Without waiting for her thirteen-year-old brother to move, she returned to her original spot. Anna was speaking again. "You don't have to go that far. Look at what they're doing up north. Parks opening, the war monument they're going to construct—they have to hire someone to do all that."

"How are you going to get there? The tracks are still broken in places," said Darius before Dale could reply.

"I'll walk if I have to." Dale was louder now. "They announced the rivers are polluted again, the construction has halted—there's nothing else to do here. Shops aren't hiring. I'll go up north and sleep under bridges if I have to. I'll send my entire paycheck home. You feed my girls something decent with it."

Dale leaving?

There was silence downstairs. The little girls whispered, oblivious; in the boys' room, a mattress squeaked.

"You always had a flair for the dramatics, son," said Darius at last.

Ren rolled onto her back, staring at the rafters, the strings of beads and paper lanterns she had hung there the day they moved in. Dale leaving his wife and daughters, never seeing them? Never again sharing meals and sleeping under the same roof with his family?

Darius did the same thing, the other half of her mind reasoned, but that was Before the War. Before losing sight of any family member for even a moment sent Ren's heart into a panicked race so hard her head spun and her chest hurt.

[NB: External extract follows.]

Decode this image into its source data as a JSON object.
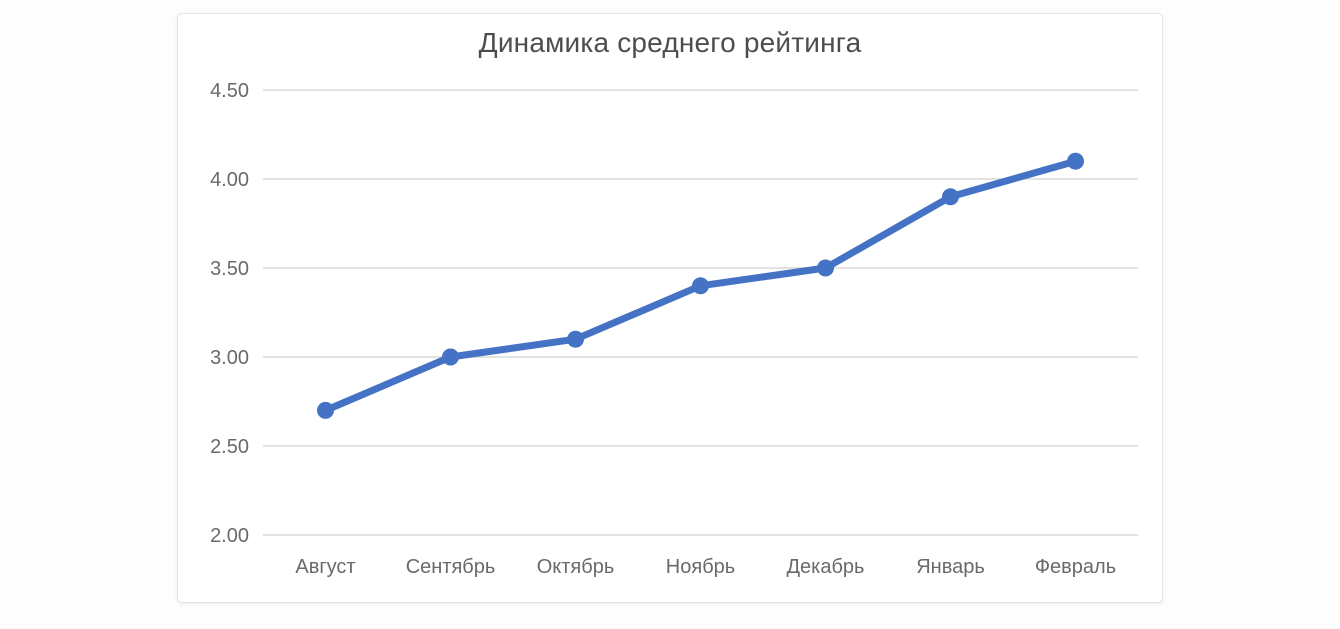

On Ren's messy mattress on the floor, Pepper yawned and rearranged himself. The floorboards of the attic creaked. Darius had given Ren the uppermost room of the house, selling it to her as her own tower, comfortingly similar to their old treehouse. In reality, though Darius kept promising one day his ideas would be reality, it had the least amount of work done to it. Ren shared it with lawn tools, root vegetables, clothes Lark was yet to grow into.

The lights in the house shut off one by one, Darius's noisy yawn filling the silence. The humid wind sent shadows of the dead trees bending and scattering across the floor and Pepper growled a warning at them. Ren climbed into bed. With the next burst of laughter, Dale shouted up the stairs, "Girls,go to sleep."

"Can I sleep with you, Ren?" came Lark's voice.

"Fine," she said.

Seconds later came the noisy stomp of three-year-old bare feet on the stairs, then a hot body jostling the mattress, half-squashing Ren and pinning Pepper's tail. Ren pulled Lark against herself and held her. Her stomach growled and she felt the same empty gurgling in Lark's stomach against her palm, and she understood Dale now, knew his plan to be as right as it was terrible.

"Go to sleep," she said as Lark wriggled, kicking her in the knees.

"Pepper, no licking my foot!" Lark commanded. "He's licking my foot."

"Pepper, stop," Ren said. Pepper looked at her, wolfish fur smashed on one side of his muzzle, then collapsed onto his snow-white paws again.

Lark sighed deeply, tickling Ren's neck with her hot breath, sleepily chewing on her sleeve. The streetlamps outside bathed the shadows in gold and the wind swept the woods, carrying the scene of ash and burning, filling the house with the smell that had never gone away. Ren fell asleep.